Regina Dourado abraçou um difícil ofício e assim se apresentou sempre como uma atriz irretocável que exigia entender o papel para o qual estava sendo convidada. Assim foi no Festival de Gramado, de Taskent, na Rússia, no Festival de Karlovy Vary, em companhia de filmes como Paris Texas, de Win Wenders, Ginger e Fred de Federico Fellini com Marcello Mastroianni e Giulietta Massina, Ran de Kurosawa, Rosa de Luxemburgo de M. Von Trotta e tantos outros belos exemplos da mais digna arte cinematográfica mundial e o nosso Tigipió, bem posto nesse meio. Lá no jardim do Palace Thermal, Regina Dourado roubava a cena nas mesas de autógrafos. Ela que muitas vezes me confessou que interpretar, viver outras personagens em cena não cansa, dizia ela, o que cansa e ter que virar deusa diante das pessoas…
A noite formou-se uma grande fila de jovens loiros e rosados para dançar com Regina Doradóvá. Ao final de quase duas horas de dança e fotos ela me disse: “Prefiro mil vezes filmar o dia inteiro no sol quente de Itaiçaba do que ser pisoteada pelos loiros daqui”.
Em Tigipió, Uma História de Amor e Honra, Regina Dourado mais que representava, ela de fato vivia a jovem do longínquo alvorecer do século XX, em 1919 na pequenina Itaiçaba, pois de pé, viveu e sofreu a vida de Matilde, a moça do mato.
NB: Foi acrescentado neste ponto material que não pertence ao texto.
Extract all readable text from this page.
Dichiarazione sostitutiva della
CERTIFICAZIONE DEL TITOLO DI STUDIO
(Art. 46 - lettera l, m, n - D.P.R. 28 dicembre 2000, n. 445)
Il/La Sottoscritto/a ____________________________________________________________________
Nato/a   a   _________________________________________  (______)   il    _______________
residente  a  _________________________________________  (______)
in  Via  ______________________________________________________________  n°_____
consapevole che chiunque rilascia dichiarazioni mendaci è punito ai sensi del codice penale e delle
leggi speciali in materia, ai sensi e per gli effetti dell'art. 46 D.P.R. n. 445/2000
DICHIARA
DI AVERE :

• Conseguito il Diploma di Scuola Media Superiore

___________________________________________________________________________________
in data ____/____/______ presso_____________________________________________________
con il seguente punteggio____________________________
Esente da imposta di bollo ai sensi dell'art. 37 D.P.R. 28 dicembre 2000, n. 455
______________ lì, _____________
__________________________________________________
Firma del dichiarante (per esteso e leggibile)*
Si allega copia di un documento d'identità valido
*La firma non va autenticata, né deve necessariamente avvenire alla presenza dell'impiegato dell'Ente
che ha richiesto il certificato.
Tudo ia muito bem às filmagens de Tigipió. Quando a produção distribuiu a programação da próxima semana onde estava previsto a filmagem da sequência apelidada de Pietá, pela forma em que os atores compunham a imagem ao final da ação, uma cena de nu, já conhecida pelos atores no roteiro, Regina, na hora do jantar da equipe veio falar comigo, queria apoio e me disse que havia prometido à mãe que lhe ligaria antes da cena de nu. Fui com ela ao posto telefônico da cidade e ouvi quando ela disse: Benção mãe….
Dirigi Regina Dourado em mais um filme, “O Sinal da Cruz”. Ela não errava nem fala nem marcação, nem emoção.
Dividindo-se entre a paixão pelo jovem engenheiro Heitor, o rei, vivido por José Dumont, recém-chegado da cidade grande e os freios que lhe impunham a vigilância do pai Cesário, o Cezar imperador. Regina Dourado foi o Rio Jaguaribe, sangue do Ceará que se esvaía; a pedreira que se transformava em barragem. Seus olhos mesclavam a dor da fome que matava as crianças e a férrea resistência do sertanejo que transformava a pedra em pão e a fé em esperança em vida. “Quem morre de fome não vai para o Céu”
Fala de João Falcão em Tigipió..que Regina repetiu varias vezes aos ver os retirantes passando sem rumo pelas estradas secas. . .
Sem Regina, o cinema brasileiro fica mais pobre. Itaiçaba jamais esquecerá que foi cenário de arte e vida, para a notável Regina Dourado. Muito obrigado Regina.